Orthogonal validation: For the antibody HMV315 specificity is suggested by the good concordance of the immunostaining data with data from three independent RNA screening studies, including the Human Protein Atlas (HPA) RNA-seq tissue dataset, the FANTOM5 project, and the Genotype-Tissue Expression (GTEx) project, which are all summarized in the Human Protein Atlas (Tissue expression CD32B). In agreement with HMV315 immunostaining data, RNA expression strongly predominated in the placenta while CD32B RNA was also described to occur at significant levels in other organs with significant quantities of CD32B positive cells (liver, tonsil, lymph node, spleen).

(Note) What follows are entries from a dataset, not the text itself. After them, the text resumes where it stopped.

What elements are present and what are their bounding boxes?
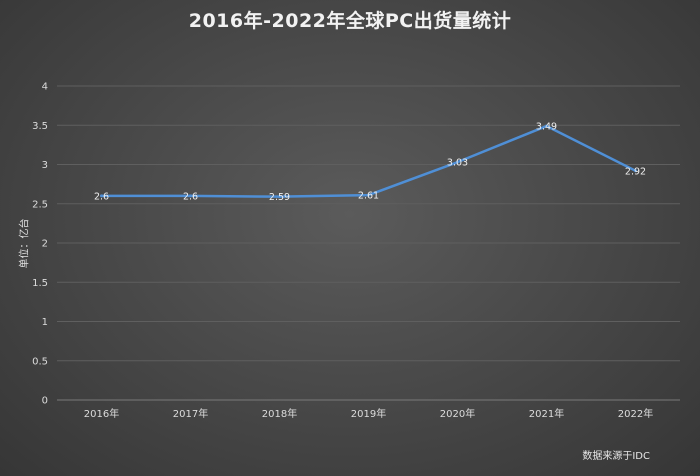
y-tick-label: 0 bbox=[42, 396, 48, 407]
data-label: 2.6 bbox=[183, 191, 198, 202]
data-point bbox=[278, 195, 281, 199]
data-label: 2.59 bbox=[269, 192, 290, 203]
y-tick-label: 4 bbox=[42, 82, 48, 93]
x-tick-label: 2020年 bbox=[440, 407, 475, 420]
y-tick-label: 2 bbox=[42, 239, 48, 250]
y-tick-label: 0.5 bbox=[32, 356, 48, 367]
x-tick-label: 2016年 bbox=[84, 407, 119, 420]
y-tick-label: 3.5 bbox=[32, 121, 48, 132]
x-tick-label: 2021年 bbox=[529, 407, 564, 420]
data-point bbox=[367, 193, 370, 197]
data-point bbox=[189, 194, 192, 198]
data-point bbox=[545, 124, 548, 128]
x-tick-label: 2019年 bbox=[351, 407, 386, 420]
data-label: 3.03 bbox=[447, 158, 468, 169]
data-label: 2.6 bbox=[94, 191, 109, 202]
data-point bbox=[634, 169, 637, 173]
series-line bbox=[100, 124, 637, 198]
x-tick-label: 2017年 bbox=[173, 407, 208, 420]
data-point bbox=[456, 160, 459, 164]
y-tick-label: 3 bbox=[42, 160, 48, 171]
source-note: 数据来源于IDC bbox=[582, 451, 650, 462]
x-tick-label: 2022年 bbox=[618, 407, 653, 420]
y-tick-label: 2.5 bbox=[32, 199, 48, 210]
y-tick-label: 1 bbox=[42, 317, 48, 328]
data-label: 2.61 bbox=[358, 191, 379, 202]
x-tick-label: 2018年 bbox=[262, 407, 297, 420]
chart-title: 2016年-2022年全球PC出货量统计 bbox=[188, 10, 512, 32]
data-label: 3.49 bbox=[536, 122, 557, 133]
data-point bbox=[100, 194, 103, 198]
data-label: 2.92 bbox=[625, 166, 646, 177]
y-tick-label: 1.5 bbox=[32, 278, 48, 289]
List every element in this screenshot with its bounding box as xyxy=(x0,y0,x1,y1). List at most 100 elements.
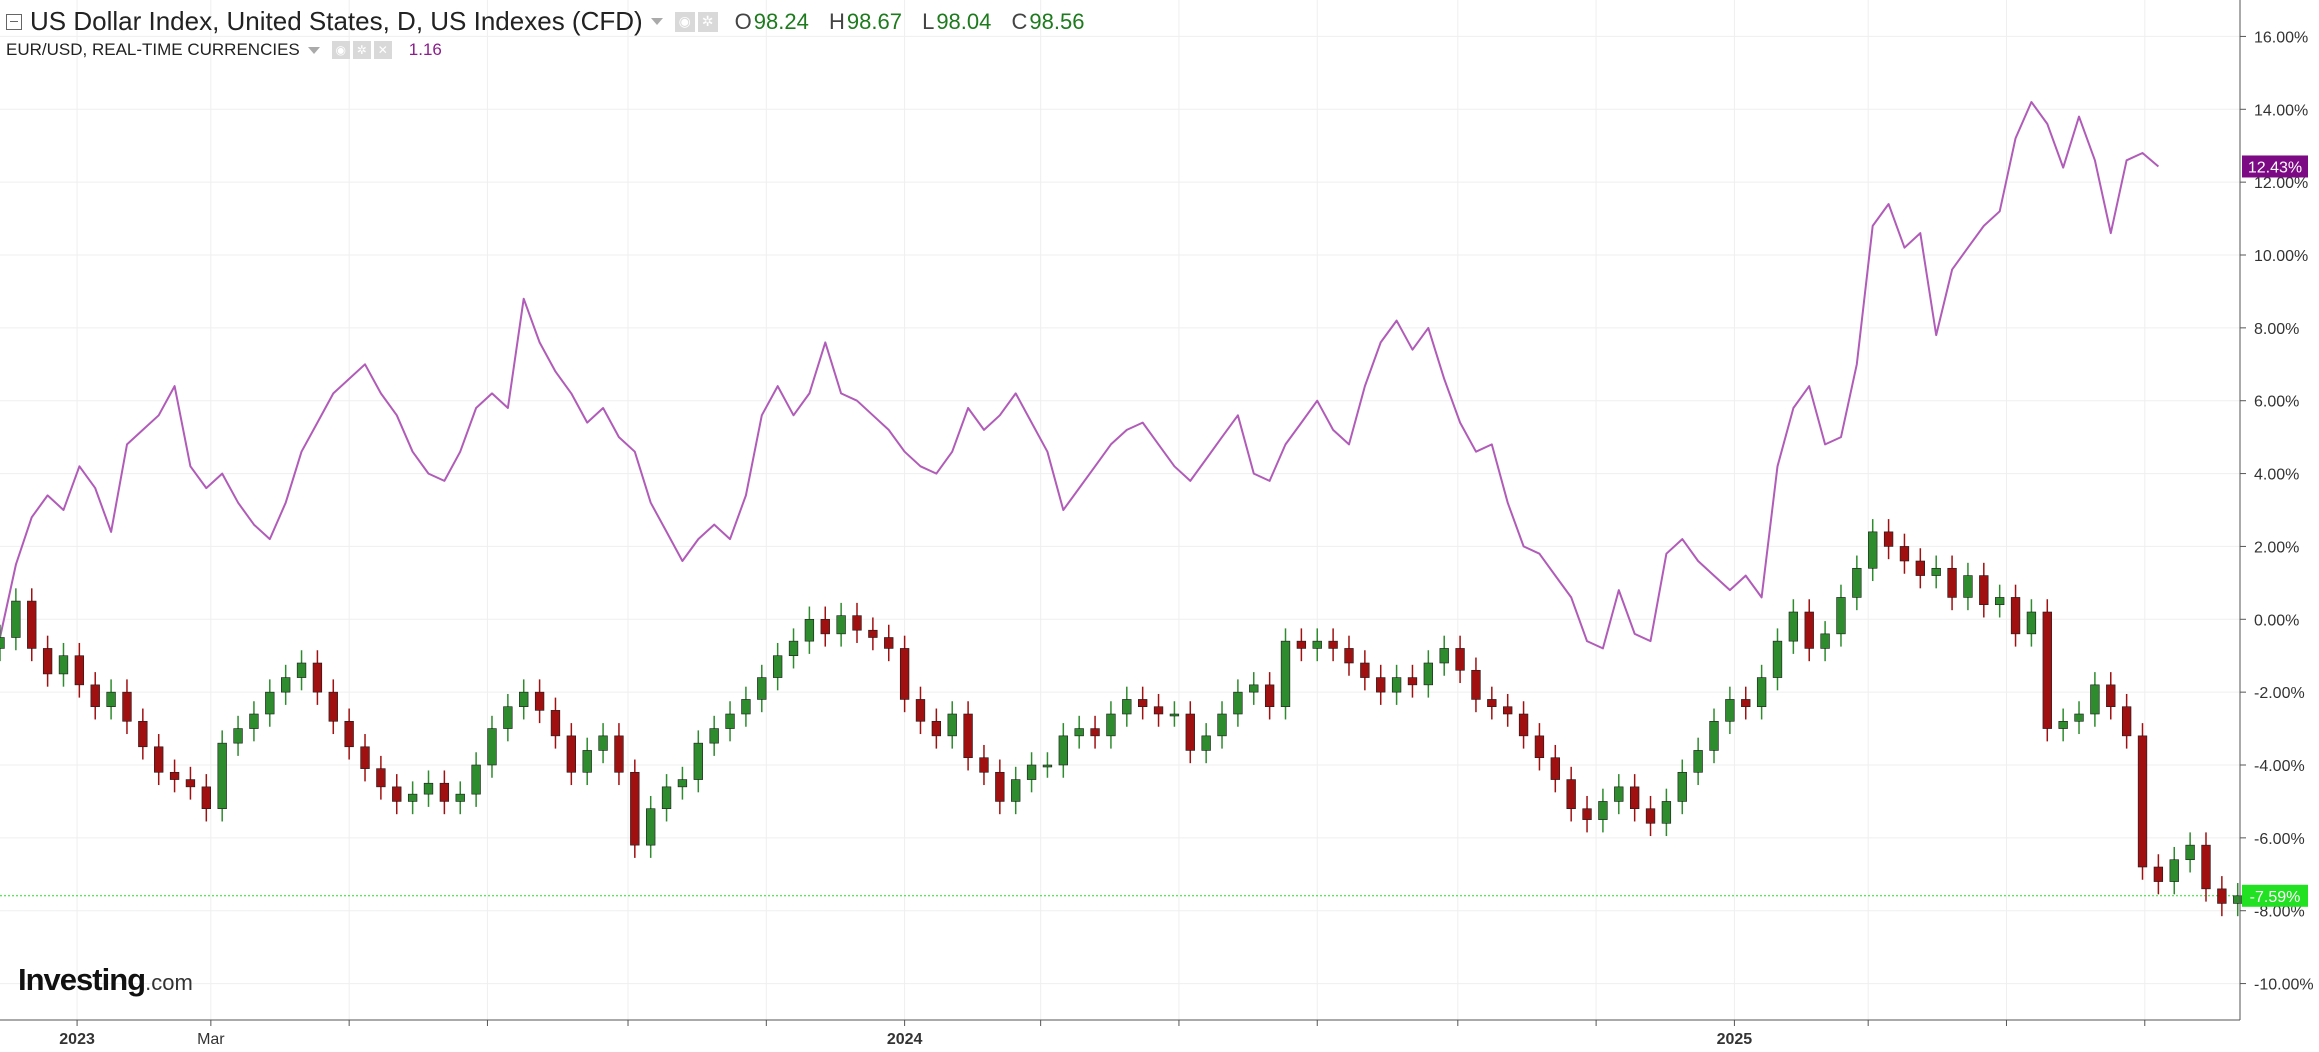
candle xyxy=(1883,519,1894,560)
candle xyxy=(1106,701,1116,749)
candle xyxy=(772,642,783,691)
candle-body xyxy=(249,713,259,729)
candle xyxy=(884,624,894,662)
candle-body xyxy=(582,750,592,773)
candle-body xyxy=(169,771,180,780)
candle-body xyxy=(1677,771,1687,802)
candle xyxy=(1455,635,1465,684)
ohlc-low-value: 98.04 xyxy=(936,8,992,34)
ohlc-low-key: L xyxy=(922,8,935,34)
last-value-badges: 12.43% -7.59% xyxy=(2242,155,2308,907)
candle-body xyxy=(1074,728,1084,737)
candle xyxy=(58,642,69,687)
candle xyxy=(963,701,973,771)
candle xyxy=(1503,693,1513,727)
plot-area xyxy=(0,101,2243,917)
candle xyxy=(1487,686,1497,720)
candle-body xyxy=(471,764,481,795)
y-tick-label: -10.00% xyxy=(2254,977,2314,994)
candle-body xyxy=(1471,669,1481,700)
candle-body xyxy=(1153,706,1164,715)
candle-body xyxy=(503,706,513,729)
legend-main-title[interactable]: US Dollar Index, United States, D, US In… xyxy=(30,6,643,36)
candle xyxy=(820,606,830,647)
gear-icon[interactable]: ✲ xyxy=(352,41,371,59)
candle-body xyxy=(233,728,243,744)
candle xyxy=(979,744,989,786)
candle-body xyxy=(1868,531,1878,569)
candle xyxy=(1598,788,1608,833)
candle-body xyxy=(2074,713,2084,722)
candle-body xyxy=(1169,713,1180,717)
candle-body xyxy=(1947,567,1957,598)
candle-body xyxy=(138,720,148,748)
eurusd-last-badge-bg xyxy=(2242,155,2308,178)
candle xyxy=(138,708,148,760)
candle xyxy=(1836,584,1846,647)
visibility-icon[interactable]: ◉ xyxy=(674,11,695,32)
candle-body xyxy=(1852,567,1862,598)
y-tick-label: 10.00% xyxy=(2254,248,2308,265)
candle-body xyxy=(1598,801,1608,820)
candle xyxy=(1772,628,1783,691)
candle xyxy=(154,734,164,786)
candle xyxy=(693,730,703,793)
candle xyxy=(106,679,116,720)
candle-body xyxy=(1979,575,1989,606)
chevron-down-icon[interactable] xyxy=(650,18,663,25)
candle-body xyxy=(852,615,862,631)
candle xyxy=(249,701,259,742)
candle-body xyxy=(1503,706,1513,715)
candle xyxy=(947,701,957,749)
candle-body xyxy=(1423,662,1434,686)
candle xyxy=(1471,657,1481,713)
y-tick-label: -8.00% xyxy=(2254,904,2305,921)
ohlc-open-value: 98.24 xyxy=(753,8,809,34)
candle-body xyxy=(1312,640,1322,649)
legend-compare-title[interactable]: EUR/USD, REAL-TIME CURRENCIES xyxy=(6,40,300,59)
candle xyxy=(439,770,450,815)
candle-body xyxy=(566,735,577,773)
candle-body xyxy=(2233,895,2243,904)
chevron-down-icon[interactable] xyxy=(307,46,320,54)
candle xyxy=(1534,723,1545,771)
candle-body xyxy=(693,742,703,780)
visibility-icon[interactable]: ◉ xyxy=(331,41,350,59)
candle xyxy=(899,635,910,713)
candle-body xyxy=(1645,808,1656,824)
candle xyxy=(1661,788,1672,837)
candle xyxy=(233,715,243,756)
candle-body xyxy=(804,618,815,642)
candle xyxy=(312,650,323,705)
gear-icon[interactable]: ✲ xyxy=(697,11,718,32)
candle-body xyxy=(820,618,830,635)
candle-body xyxy=(1963,575,1973,598)
candle xyxy=(1582,795,1592,833)
ohlc-high-key: H xyxy=(828,8,845,34)
candle xyxy=(42,635,53,687)
candle-body xyxy=(1820,633,1830,649)
candle xyxy=(407,781,418,815)
logo-brand: Investing xyxy=(18,962,146,997)
candle xyxy=(344,708,354,760)
close-icon[interactable]: ✕ xyxy=(373,41,392,59)
candle-body xyxy=(1217,713,1227,737)
candle-body xyxy=(1614,786,1624,802)
candle-body xyxy=(1661,801,1672,824)
y-tick-label: 14.00% xyxy=(2254,102,2308,119)
collapse-icon[interactable] xyxy=(6,13,22,30)
candle-body xyxy=(344,720,354,748)
candle xyxy=(534,679,545,724)
dxy-last-badge: -7.59% xyxy=(2242,884,2308,907)
series-line-eurusd xyxy=(0,101,2160,650)
candle xyxy=(1153,693,1164,727)
y-tick-label: -6.00% xyxy=(2254,831,2305,848)
candle-body xyxy=(788,640,799,657)
ohlc-high-value: 98.67 xyxy=(846,8,902,34)
candle xyxy=(1296,628,1307,662)
candle-body xyxy=(1439,648,1449,664)
candle-body xyxy=(1899,546,1910,562)
candle-body xyxy=(2042,611,2052,729)
candle-body xyxy=(963,713,973,759)
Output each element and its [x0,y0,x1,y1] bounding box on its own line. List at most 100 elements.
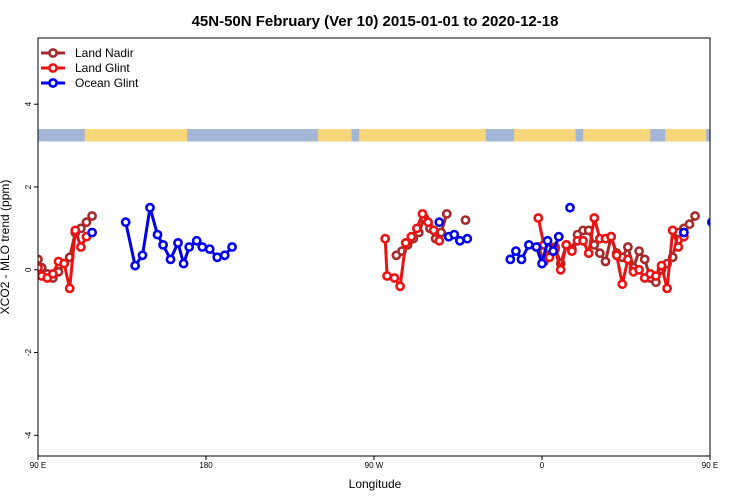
data-point-ocean-glint [158,239,168,250]
map-strip-land [38,129,710,142]
y-axis-label: XCO2 - MLO trend (ppm) [0,180,12,315]
data-point-ocean-glint [462,233,473,244]
map-strip-ocean [706,129,710,142]
data-point-ocean-glint [219,250,230,261]
map-strip-ocean [575,129,584,142]
data-point-ocean-glint [679,227,689,238]
data-point-ocean-glint [137,250,148,261]
data-point-land-glint [411,223,422,234]
map-strip-ocean [650,129,666,142]
data-point-land-nadir [623,242,633,252]
y-tick-label: 2 [24,184,33,189]
y-tick-label: -2 [24,348,33,356]
data-point-land-glint [667,225,678,236]
legend-swatch-marker [48,63,58,73]
data-point-land-nadir [690,211,700,221]
data-point-land-nadir [684,219,695,230]
data-point-land-glint [589,213,600,223]
data-point-land-glint [428,225,439,236]
data-point-land-glint [395,281,405,292]
data-point-land-glint [651,271,661,281]
data-point-ocean-glint [516,254,527,265]
series-line-ocean-glint [124,206,234,268]
world-map-strip [38,129,710,142]
data-point-ocean-glint [531,242,542,252]
legend-label: Land Nadir [75,46,134,60]
x-tick-label: 0 [540,461,545,470]
data-point-land-glint [434,235,445,246]
x-tick-label: 90 E [702,461,718,470]
data-point-land-nadir [87,211,97,221]
data-point-ocean-glint [184,242,195,252]
data-point-land-glint [561,239,572,250]
data-point-ocean-glint [145,202,155,213]
legend-item-land-nadir: Land Nadir [41,46,134,60]
data-point-ocean-glint [173,237,183,248]
data-point-ocean-glint [740,231,747,238]
data-point-land-glint [64,283,75,294]
data-point-land-glint [567,246,577,256]
legend-label: Land Glint [75,61,130,75]
data-point-land-glint [380,233,391,244]
series-land-nadir [38,208,700,288]
y-tick-label: 0 [24,267,33,272]
data-point-ocean-glint [204,244,215,254]
series-ocean-glint [87,202,750,271]
data-point-ocean-glint [87,227,97,238]
legend-swatch-marker [48,48,58,58]
series-line-ocean-glint [712,208,750,266]
y-tick-label: 4 [24,101,33,106]
data-point-land-glint [662,283,672,294]
data-point-ocean-glint [542,235,553,246]
data-point-land-glint [48,268,58,279]
legend-item-land-glint: Land Glint [41,61,130,75]
data-point-ocean-glint [434,217,445,228]
data-point-ocean-glint [537,258,547,269]
data-point-land-nadir [639,254,650,265]
data-point-ocean-glint [725,252,732,259]
data-point-land-glint [673,242,684,252]
map-strip-ocean [486,129,514,142]
data-point-ocean-glint [524,239,534,250]
data-point-land-glint [423,217,433,228]
legend-swatch-marker [48,78,58,88]
x-tick-label: 90 W [365,461,384,470]
data-point-land-nadir [460,215,471,225]
data-point-ocean-glint [152,229,163,240]
chart-title: 45N-50N February (Ver 10) 2015-01-01 to … [192,13,559,30]
data-point-land-glint [623,254,633,265]
data-point-ocean-glint [565,202,575,213]
data-point-land-glint [76,242,86,252]
map-strip-ocean [351,129,360,142]
data-point-land-glint [583,248,594,259]
data-point-ocean-glint [120,217,131,228]
data-point-land-glint [400,237,411,248]
x-axis: 90 E 180 90 W 0 90 E [30,456,718,470]
data-point-ocean-glint [178,258,189,269]
data-point-ocean-glint [165,254,176,265]
legend-item-ocean-glint: Ocean Glint [41,76,139,90]
y-tick-label: -4 [24,431,33,439]
data-point-land-glint [533,213,544,223]
map-strip-ocean [38,129,85,142]
data-point-land-glint [606,231,616,242]
data-point-land-glint [406,231,417,242]
map-strip-ocean [187,129,318,142]
data-point-land-glint [656,260,667,271]
data-point-land-glint [611,250,622,261]
y-axis: -4 -2 0 2 4 [24,101,38,439]
x-tick-label: 90 E [30,461,46,470]
data-point-land-glint [59,258,69,269]
data-point-land-glint [389,273,400,283]
series-layer [38,202,750,294]
data-point-land-glint [617,279,628,290]
data-point-ocean-glint [707,217,710,227]
data-point-land-nadir [600,256,611,267]
data-point-ocean-glint [227,242,237,252]
data-point-land-glint [555,264,566,275]
data-point-land-glint [417,208,428,219]
data-point-land-glint [70,225,81,236]
data-point-land-glint [578,235,588,246]
data-point-ocean-glint [505,254,516,265]
data-point-ocean-glint [130,260,140,271]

Comparison of antibodies: True expression of CD32B in all cell types with CD32B positivity by HMV315 is corroborated by an identical staining obtained by a commercially available independent second antibody (termed “validation antibody”).
Independence of the validation antibody is demonstrated by various additional stainings (smooth muscle, heart muscle, various epithelial cell types) that were only seen by using the validation antibody and not by HMV315. These additional stainings that occurred after using the validation antibody were considered antibody specific cross-reactivities of the validation antibody.